After the story first ran, Anthony Pirrotti, Jr., an attorney representing Porretto, claimed the article was "patently false" and libelous and demanded that the article be "immediately" taken down. Pirrotti did not respond to our request to identify "specific statements" in the article that he believed to be false nor, to date, taken any legal action with regards to the article.
The New Rochelle Board of Education has appeared to have endorsed this conduct by Aramark employees and the district employees working under them, going so far as to extend for another a three-quarter million dollar no-bid contract with Aramark Education. This despite full awareness of flagrant violations of district policies and criminal activity by employees working under Aramark and the knowledge that Schools Superintendent Richard Organisciak Organisciak, Assistant Superintendent John Quinn and the board's own attorney, Jeffrey Kehl tried to sneak through a sweetheart deal for three highly-paid Aramark employees in a board resolution designed to put John Gallagher, Anthony Rigos and James Purdie, all Aramark employees, on the district payroll and make them pension eligible.

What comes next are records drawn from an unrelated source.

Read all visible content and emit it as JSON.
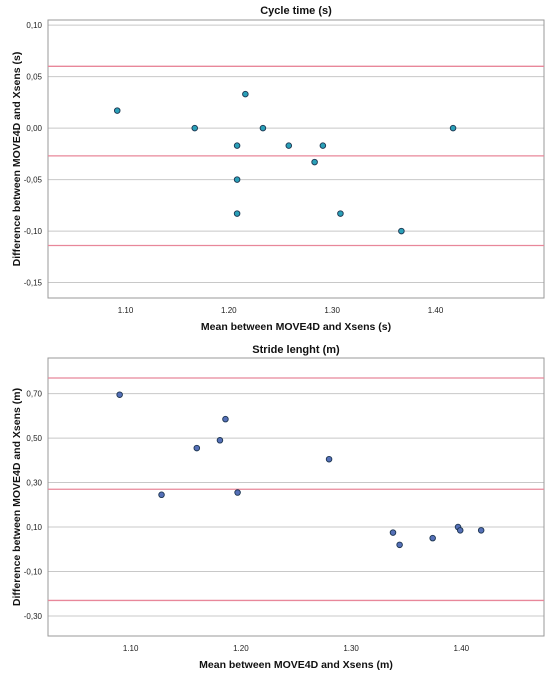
{
  "chart_data": [
    {
      "type": "scatter",
      "title": "Cycle time (s)",
      "xlabel": "Mean between MOVE4D and Xsens (s)",
      "ylabel": "Difference between MOVE4D and Xsens (s)",
      "xlim": [
        1.025,
        1.505
      ],
      "ylim": [
        -0.165,
        0.105
      ],
      "xticks": [
        1.1,
        1.2,
        1.3,
        1.4
      ],
      "xtick_labels": [
        "1.10",
        "1.20",
        "1.30",
        "1.40"
      ],
      "yticks": [
        0.1,
        0.05,
        0.0,
        -0.05,
        -0.1,
        -0.15
      ],
      "ytick_labels": [
        "0,10",
        "0,05",
        "0,00",
        "-0,05",
        "-0,10",
        "-0,15"
      ],
      "grid": true,
      "reference_lines": [
        0.06,
        -0.027,
        -0.114
      ],
      "reference_color": "#e8879a",
      "point_color": "#2aa0b8",
      "x": [
        1.092,
        1.167,
        1.208,
        1.208,
        1.208,
        1.216,
        1.233,
        1.258,
        1.283,
        1.291,
        1.308,
        1.367,
        1.417
      ],
      "y": [
        0.017,
        0.0,
        -0.017,
        -0.05,
        -0.083,
        0.033,
        0.0,
        -0.017,
        -0.033,
        -0.017,
        -0.083,
        -0.1,
        0.0
      ]
    },
    {
      "type": "scatter",
      "title": "Stride lenght (m)",
      "xlabel": "Mean between MOVE4D and Xsens (m)",
      "ylabel": "Difference between MOVE4D and Xsens (m)",
      "xlim": [
        1.025,
        1.475
      ],
      "ylim": [
        -0.39,
        0.86
      ],
      "xticks": [
        1.1,
        1.2,
        1.3,
        1.4
      ],
      "xtick_labels": [
        "1.10",
        "1.20",
        "1.30",
        "1.40"
      ],
      "yticks": [
        0.7,
        0.5,
        0.3,
        0.1,
        -0.1,
        -0.3
      ],
      "ytick_labels": [
        "0,70",
        "0,50",
        "0,30",
        "0,10",
        "-0,10",
        "-0,30"
      ],
      "grid": true,
      "reference_lines": [
        0.77,
        0.27,
        -0.23
      ],
      "reference_color": "#e8879a",
      "point_color": "#5570b8",
      "x": [
        1.09,
        1.128,
        1.16,
        1.181,
        1.186,
        1.197,
        1.28,
        1.338,
        1.344,
        1.374,
        1.397,
        1.399,
        1.418
      ],
      "y": [
        0.695,
        0.245,
        0.455,
        0.49,
        0.585,
        0.255,
        0.405,
        0.075,
        0.02,
        0.05,
        0.1,
        0.085,
        0.085
      ]
    }
  ]
}
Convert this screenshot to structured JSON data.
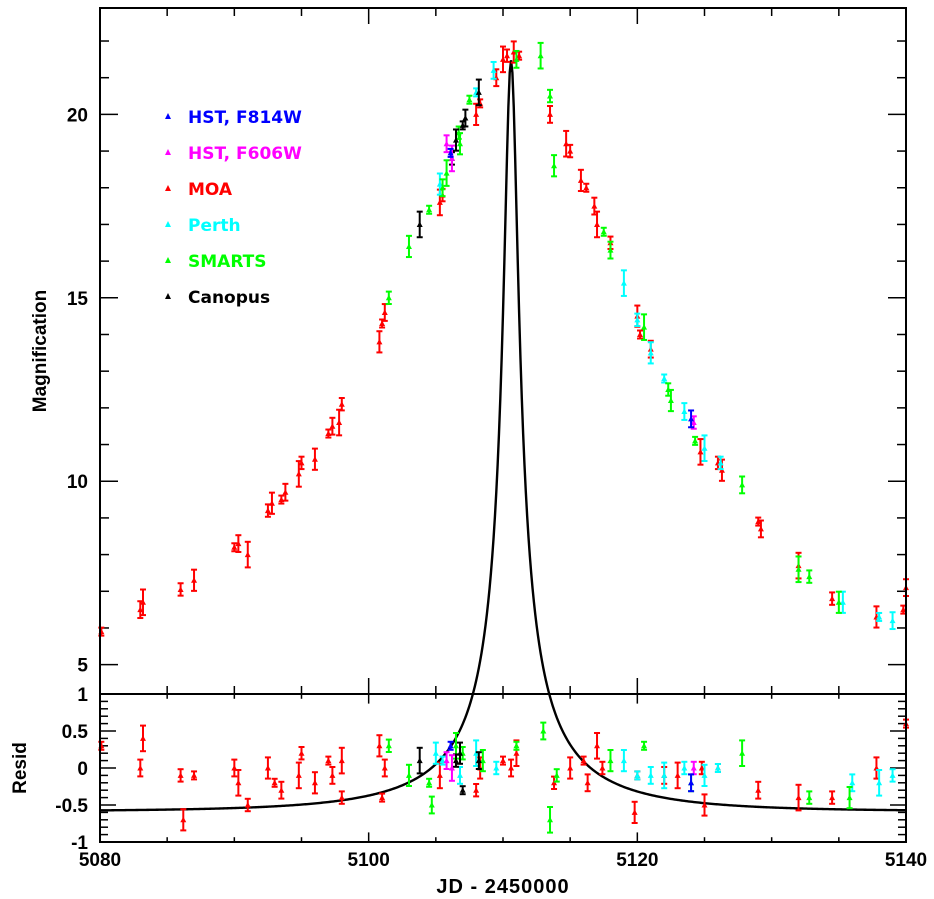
{
  "chart_data": [
    {
      "type": "scatter",
      "panel": "main",
      "xlabel": "JD - 2450000",
      "ylabel": "Magnification",
      "xlim": [
        5080,
        5140
      ],
      "ylim": [
        4.2,
        22.9
      ],
      "xticks": [
        "5080",
        "5100",
        "5120",
        "5140"
      ],
      "yticks": [
        "5",
        "10",
        "15",
        "20"
      ],
      "legend_placement": "top-left",
      "series": [
        {
          "name": "HST, F814W",
          "color": "#0000ff",
          "points": [
            [
              5106.1,
              18.95
            ],
            [
              5124.0,
              11.7
            ]
          ]
        },
        {
          "name": "HST, F606W",
          "color": "#ff00ff",
          "points": [
            [
              5105.8,
              19.2
            ],
            [
              5106.2,
              18.8
            ],
            [
              5124.2,
              11.6
            ]
          ]
        },
        {
          "name": "MOA",
          "color": "#ff0000",
          "points": [
            [
              5080.1,
              5.9
            ],
            [
              5083.0,
              6.5
            ],
            [
              5083.2,
              6.7
            ],
            [
              5086.0,
              7.05
            ],
            [
              5087.0,
              7.3
            ],
            [
              5090.0,
              8.2
            ],
            [
              5090.3,
              8.3
            ],
            [
              5091.0,
              8.0
            ],
            [
              5092.5,
              9.2
            ],
            [
              5092.8,
              9.4
            ],
            [
              5093.5,
              9.5
            ],
            [
              5093.8,
              9.7
            ],
            [
              5094.8,
              10.2
            ],
            [
              5095.0,
              10.5
            ],
            [
              5096.0,
              10.6
            ],
            [
              5097.0,
              11.3
            ],
            [
              5097.3,
              11.5
            ],
            [
              5097.8,
              11.6
            ],
            [
              5098.0,
              12.1
            ],
            [
              5100.8,
              13.8
            ],
            [
              5101.0,
              14.3
            ],
            [
              5101.2,
              14.6
            ],
            [
              5105.3,
              17.6
            ],
            [
              5105.5,
              17.8
            ],
            [
              5108.0,
              20.0
            ],
            [
              5108.3,
              20.3
            ],
            [
              5109.5,
              21.0
            ],
            [
              5110.0,
              21.5
            ],
            [
              5110.3,
              21.6
            ],
            [
              5110.8,
              21.7
            ],
            [
              5111.2,
              21.6
            ],
            [
              5113.5,
              20.0
            ],
            [
              5114.7,
              19.2
            ],
            [
              5115.0,
              19.0
            ],
            [
              5115.8,
              18.2
            ],
            [
              5116.2,
              18.0
            ],
            [
              5116.8,
              17.5
            ],
            [
              5117.0,
              17.0
            ],
            [
              5118.0,
              16.5
            ],
            [
              5120.0,
              14.5
            ],
            [
              5120.2,
              14.0
            ],
            [
              5121.0,
              13.6
            ],
            [
              5124.7,
              10.8
            ],
            [
              5126.0,
              10.5
            ],
            [
              5126.3,
              10.3
            ],
            [
              5129.0,
              8.9
            ],
            [
              5129.2,
              8.7
            ],
            [
              5132.0,
              7.7
            ],
            [
              5134.5,
              6.8
            ],
            [
              5137.8,
              6.3
            ],
            [
              5139.8,
              6.5
            ],
            [
              5140.0,
              7.1
            ]
          ]
        },
        {
          "name": "Perth",
          "color": "#00ffff",
          "points": [
            [
              5105.3,
              18.1
            ],
            [
              5108.0,
              20.6
            ],
            [
              5109.3,
              21.2
            ],
            [
              5119.0,
              15.4
            ],
            [
              5120.0,
              14.4
            ],
            [
              5121.0,
              13.5
            ],
            [
              5122.0,
              12.8
            ],
            [
              5123.5,
              11.9
            ],
            [
              5125.0,
              10.9
            ],
            [
              5126.2,
              10.5
            ],
            [
              5135.3,
              6.7
            ],
            [
              5138.0,
              6.3
            ],
            [
              5139.0,
              6.2
            ]
          ]
        },
        {
          "name": "SMARTS",
          "color": "#00ff00",
          "points": [
            [
              5101.5,
              15.0
            ],
            [
              5103.0,
              16.4
            ],
            [
              5104.5,
              17.4
            ],
            [
              5105.5,
              18.0
            ],
            [
              5105.8,
              18.4
            ],
            [
              5106.7,
              19.5
            ],
            [
              5106.8,
              19.2
            ],
            [
              5107.5,
              20.4
            ],
            [
              5111.0,
              21.5
            ],
            [
              5112.8,
              21.6
            ],
            [
              5113.5,
              20.5
            ],
            [
              5113.8,
              18.6
            ],
            [
              5117.5,
              16.8
            ],
            [
              5118.0,
              16.3
            ],
            [
              5120.5,
              14.2
            ],
            [
              5122.3,
              12.5
            ],
            [
              5122.5,
              12.2
            ],
            [
              5124.3,
              11.1
            ],
            [
              5127.8,
              9.9
            ],
            [
              5132.0,
              7.6
            ],
            [
              5132.8,
              7.4
            ],
            [
              5135.0,
              6.7
            ]
          ]
        },
        {
          "name": "Canopus",
          "color": "#000000",
          "points": [
            [
              5103.8,
              17.0
            ],
            [
              5106.2,
              18.8
            ],
            [
              5106.5,
              19.3
            ],
            [
              5107.0,
              19.7
            ],
            [
              5107.2,
              19.9
            ],
            [
              5108.2,
              20.6
            ]
          ]
        }
      ],
      "model_curve": {
        "color": "#000000",
        "t0": 5110.6,
        "u0": 0.0466,
        "tE": 11.9
      }
    },
    {
      "type": "scatter",
      "panel": "residuals",
      "ylabel": "Resid",
      "xlim": [
        5080,
        5140
      ],
      "ylim": [
        -1,
        1
      ],
      "yticks": [
        "-1",
        "-0.5",
        "0",
        "0.5",
        "1"
      ],
      "series": [
        {
          "name": "HST, F814W",
          "color": "#0000ff",
          "points": [
            [
              5106.1,
              0.3
            ],
            [
              5124.0,
              -0.2
            ]
          ]
        },
        {
          "name": "HST, F606W",
          "color": "#ff00ff",
          "points": [
            [
              5105.8,
              0.1
            ],
            [
              5106.2,
              0.0
            ],
            [
              5124.2,
              0.0
            ]
          ]
        },
        {
          "name": "MOA",
          "color": "#ff0000",
          "points": [
            [
              5080.1,
              0.3
            ],
            [
              5083.0,
              0.0
            ],
            [
              5083.2,
              0.4
            ],
            [
              5086.0,
              -0.1
            ],
            [
              5086.2,
              -0.7
            ],
            [
              5087.0,
              -0.1
            ],
            [
              5090.0,
              0.0
            ],
            [
              5090.3,
              -0.2
            ],
            [
              5091.0,
              -0.5
            ],
            [
              5092.5,
              0.0
            ],
            [
              5093.0,
              -0.2
            ],
            [
              5093.5,
              -0.3
            ],
            [
              5094.8,
              -0.1
            ],
            [
              5095.0,
              0.2
            ],
            [
              5096.0,
              -0.2
            ],
            [
              5097.0,
              0.1
            ],
            [
              5097.3,
              -0.1
            ],
            [
              5098.0,
              0.1
            ],
            [
              5098.0,
              -0.4
            ],
            [
              5100.8,
              0.3
            ],
            [
              5101.0,
              -0.4
            ],
            [
              5101.2,
              0.0
            ],
            [
              5105.3,
              -0.1
            ],
            [
              5108.0,
              -0.3
            ],
            [
              5108.3,
              0.0
            ],
            [
              5110.0,
              0.1
            ],
            [
              5110.6,
              0.0
            ],
            [
              5111.0,
              0.2
            ],
            [
              5113.8,
              -0.2
            ],
            [
              5115.0,
              0.0
            ],
            [
              5116.0,
              0.1
            ],
            [
              5116.3,
              -0.2
            ],
            [
              5117.0,
              0.3
            ],
            [
              5117.4,
              0.0
            ],
            [
              5119.8,
              -0.6
            ],
            [
              5120.0,
              -0.1
            ],
            [
              5122.0,
              -0.1
            ],
            [
              5123.0,
              -0.1
            ],
            [
              5124.8,
              0.0
            ],
            [
              5125.0,
              -0.5
            ],
            [
              5126.0,
              0.0
            ],
            [
              5129.0,
              -0.3
            ],
            [
              5132.0,
              -0.4
            ],
            [
              5134.5,
              -0.4
            ],
            [
              5137.8,
              0.0
            ],
            [
              5140.0,
              0.6
            ]
          ]
        },
        {
          "name": "Perth",
          "color": "#00ffff",
          "points": [
            [
              5105.0,
              0.2
            ],
            [
              5105.5,
              0.1
            ],
            [
              5106.8,
              -0.1
            ],
            [
              5108.0,
              0.2
            ],
            [
              5109.5,
              0.0
            ],
            [
              5119.0,
              0.1
            ],
            [
              5120.0,
              -0.1
            ],
            [
              5121.0,
              -0.1
            ],
            [
              5122.0,
              -0.1
            ],
            [
              5123.5,
              0.0
            ],
            [
              5125.0,
              -0.1
            ],
            [
              5126.0,
              0.0
            ],
            [
              5136.0,
              -0.2
            ],
            [
              5138.0,
              -0.2
            ],
            [
              5139.0,
              -0.1
            ]
          ]
        },
        {
          "name": "SMARTS",
          "color": "#00ff00",
          "points": [
            [
              5101.5,
              0.3
            ],
            [
              5103.0,
              -0.1
            ],
            [
              5104.5,
              -0.2
            ],
            [
              5104.7,
              -0.5
            ],
            [
              5106.5,
              0.3
            ],
            [
              5107.0,
              0.2
            ],
            [
              5108.5,
              0.1
            ],
            [
              5111.0,
              0.3
            ],
            [
              5113.0,
              0.5
            ],
            [
              5113.5,
              -0.7
            ],
            [
              5114.0,
              -0.1
            ],
            [
              5118.0,
              0.1
            ],
            [
              5120.5,
              0.3
            ],
            [
              5124.0,
              -0.2
            ],
            [
              5127.8,
              0.2
            ],
            [
              5132.8,
              -0.4
            ],
            [
              5135.8,
              -0.4
            ]
          ]
        },
        {
          "name": "Canopus",
          "color": "#000000",
          "points": [
            [
              5103.8,
              0.1
            ],
            [
              5106.5,
              0.1
            ],
            [
              5106.8,
              0.2
            ],
            [
              5107.0,
              -0.3
            ],
            [
              5108.2,
              0.1
            ]
          ]
        }
      ]
    }
  ]
}
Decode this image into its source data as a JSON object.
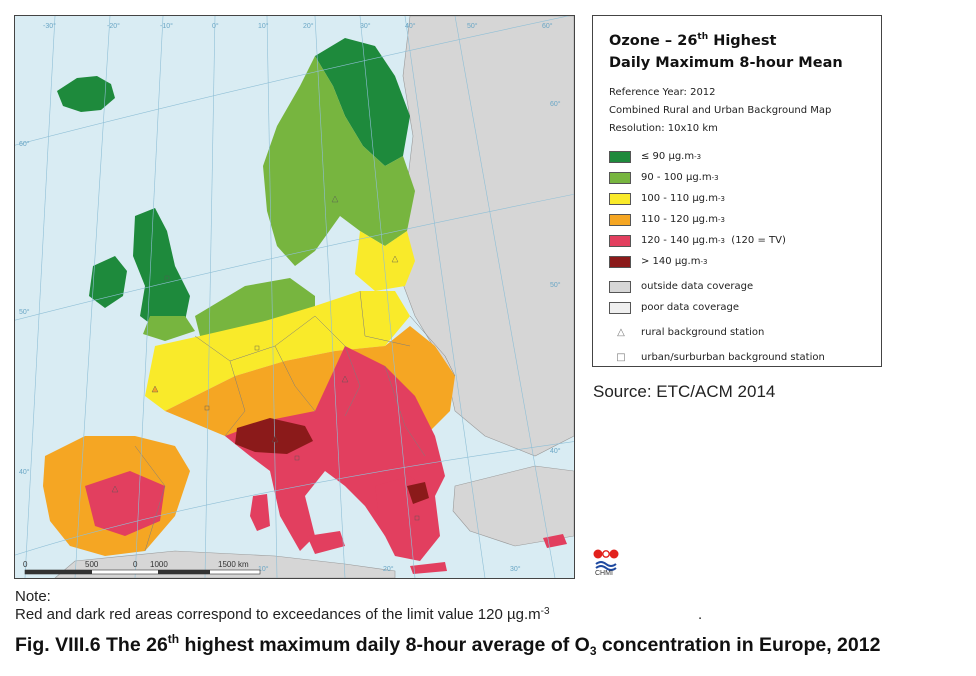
{
  "legend": {
    "title_prefix": "Ozone – 26",
    "title_sup": "th",
    "title_suffix": " Highest",
    "title_line2": "Daily Maximum 8-hour Mean",
    "reference_year": "Reference Year: 2012",
    "map_type": "Combined Rural and Urban Background Map",
    "resolution": "Resolution: 10x10 km",
    "classes": [
      {
        "label": "≤ 90 µg.m",
        "exp": "-3",
        "suffix": "",
        "color": "#1e8a3c"
      },
      {
        "label": "90 - 100 µg.m",
        "exp": "-3",
        "suffix": "",
        "color": "#77b53f"
      },
      {
        "label": "100 - 110 µg.m",
        "exp": "-3",
        "suffix": "",
        "color": "#f9ea2a"
      },
      {
        "label": "110 - 120 µg.m",
        "exp": "-3",
        "suffix": "",
        "color": "#f5a623"
      },
      {
        "label": "120 - 140 µg.m",
        "exp": "-3",
        "suffix": "  (120 = TV)",
        "color": "#e23f5f"
      },
      {
        "label": "> 140 µg.m",
        "exp": "-3",
        "suffix": "",
        "color": "#8b1a1a"
      }
    ],
    "coverage": [
      {
        "label": "outside data coverage",
        "color": "#d6d6d6"
      },
      {
        "label": "poor data coverage",
        "color": "#efefef"
      }
    ],
    "stations": [
      {
        "symbol": "△",
        "label": "rural background station"
      },
      {
        "symbol": "□",
        "label": "urban/surburban background station"
      }
    ]
  },
  "map": {
    "longitude_labels": [
      "-30°",
      "-20°",
      "-10°",
      "0°",
      "10°",
      "20°",
      "30°",
      "40°",
      "50°",
      "60°"
    ],
    "latitude_labels": [
      "60°",
      "50°",
      "40°"
    ],
    "right_lat_labels": [
      "60°",
      "50°",
      "40°"
    ],
    "bottom_lon_labels": [
      "10°",
      "20°",
      "30°"
    ],
    "scale_labels": [
      "0",
      "500",
      "0",
      "1000",
      "1500 km"
    ],
    "colors": {
      "sea": "#d9ecf3",
      "outside": "#d6d6d6",
      "c90": "#1e8a3c",
      "c100": "#77b53f",
      "c110": "#f9ea2a",
      "c120": "#f5a623",
      "c140": "#e23f5f",
      "cmax": "#8b1a1a"
    }
  },
  "source": "Source: ETC/ACM 2014",
  "logo_label": "CHMI",
  "note": {
    "label": "Note:",
    "text": "Red and dark red areas correspond to exceedances of the limit value 120 µg.m",
    "exp": "-3",
    "trailing": "."
  },
  "caption": {
    "prefix": "Fig. VIII.6  The 26",
    "sup": "th",
    "middle": " highest maximum daily 8-hour average of O",
    "sub": "3",
    "suffix": " concentration  in Europe, 2012"
  }
}
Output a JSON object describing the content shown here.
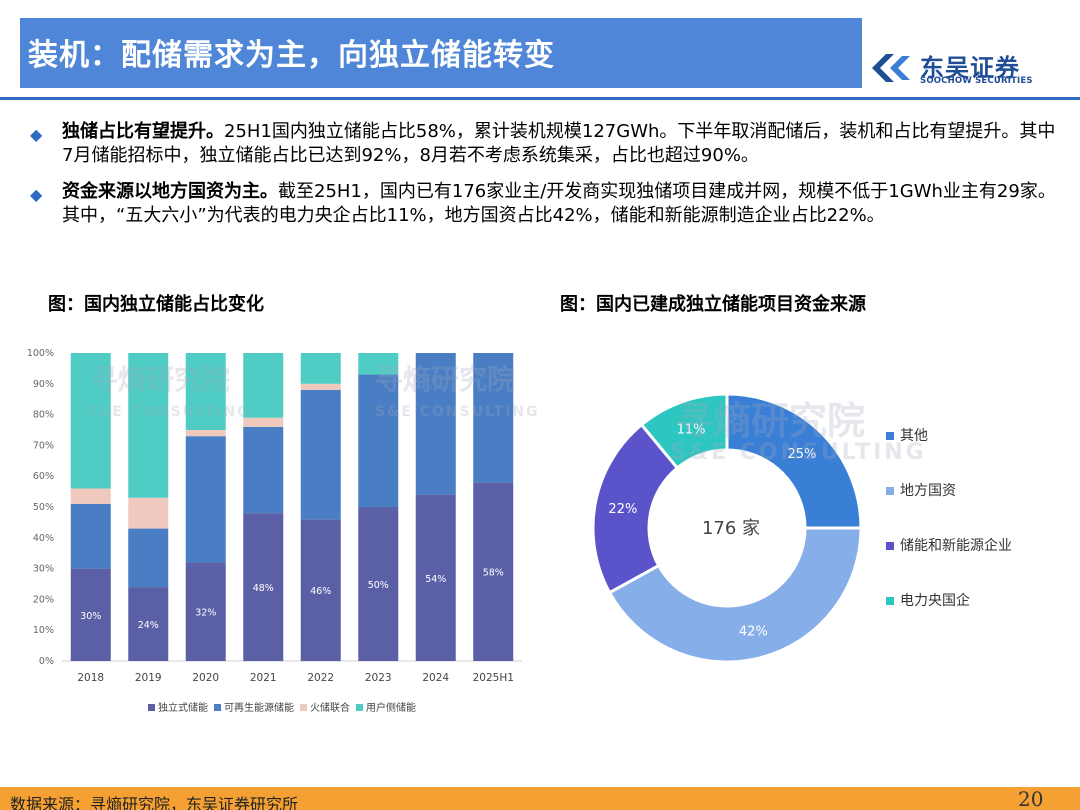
{
  "header": {
    "title": "装机：配储需求为主，向独立储能转变",
    "logo_cn": "东吴证券",
    "logo_en": "SOOCHOW SECURITIES",
    "accent_color": "#4f86d8"
  },
  "bullets": [
    {
      "bold": "独储占比有望提升。",
      "text": "25H1国内独立储能占比58%，累计装机规模127GWh。下半年取消配储后，装机和占比有望提升。其中7月储能招标中，独立储能占比已达到92%，8月若不考虑系统集采，占比也超过90%。"
    },
    {
      "bold": "资金来源以地方国资为主。",
      "text": "截至25H1，国内已有176家业主/开发商实现独储项目建成并网，规模不低于1GWh业主有29家。其中，“五大六小”为代表的电力央企占比11%，地方国资占比42%，储能和新能源制造企业占比22%。"
    }
  ],
  "figures": {
    "left_title": "图：国内独立储能占比变化",
    "right_title": "图：国内已建成独立储能项目资金来源",
    "watermark_cn": "寻熵研究院",
    "watermark_en": "S&E CONSULTING"
  },
  "chart_data": [
    {
      "type": "bar",
      "stacked": true,
      "categories": [
        "2018",
        "2019",
        "2020",
        "2021",
        "2022",
        "2023",
        "2024",
        "2025H1"
      ],
      "series": [
        {
          "name": "独立式储能",
          "color": "#5b5fa6",
          "values": [
            30,
            24,
            32,
            48,
            46,
            50,
            54,
            58
          ],
          "labels": [
            "30%",
            "24%",
            "32%",
            "48%",
            "46%",
            "50%",
            "54%",
            "58%"
          ]
        },
        {
          "name": "可再生能源储能",
          "color": "#4a7ec4",
          "values": [
            21,
            19,
            41,
            28,
            42,
            43,
            46,
            42
          ]
        },
        {
          "name": "火储联合",
          "color": "#efc9bd",
          "values": [
            5,
            10,
            2,
            3,
            2,
            0,
            0,
            0
          ]
        },
        {
          "name": "用户侧储能",
          "color": "#4fcdc5",
          "values": [
            44,
            47,
            25,
            21,
            10,
            7,
            0,
            0
          ]
        }
      ],
      "ylim": [
        0,
        100
      ],
      "yticks": [
        "0%",
        "10%",
        "20%",
        "30%",
        "40%",
        "50%",
        "60%",
        "70%",
        "80%",
        "90%",
        "100%"
      ],
      "legend_position": "bottom",
      "grid": false
    },
    {
      "type": "pie",
      "donut": true,
      "center_label": "176 家",
      "slices": [
        {
          "name": "其他",
          "value": 25,
          "label": "25%",
          "color": "#3a7fd6"
        },
        {
          "name": "地方国资",
          "value": 42,
          "label": "42%",
          "color": "#86aee9"
        },
        {
          "name": "储能和新能源企业",
          "value": 22,
          "label": "22%",
          "color": "#5b53c9"
        },
        {
          "name": "电力央国企",
          "value": 11,
          "label": "11%",
          "color": "#2ec6c0"
        }
      ],
      "legend_position": "right"
    }
  ],
  "footer": {
    "source": "数据来源：寻熵研究院，东吴证券研究所",
    "page": "20"
  }
}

Resolution 12-266-1 on March 27, 2012 would have violated the district's contract with Aramark and would have opened up the board to claims for three counts of tortious interference for inducing the Aramark employees to violate their employment agreements with Aramark. The resolution would have authorized the administration to pay the three Aramark employees along with three district employees for work on a TV pilot for ABC Television that was filmed at Isaac E. Young Middle School in March. Sources tell Talk of the Sound that none of the six people were present at the school that weekend so that the invoice to the Disney film production company would have been a falsified business records for the purposes of defrauding Disney.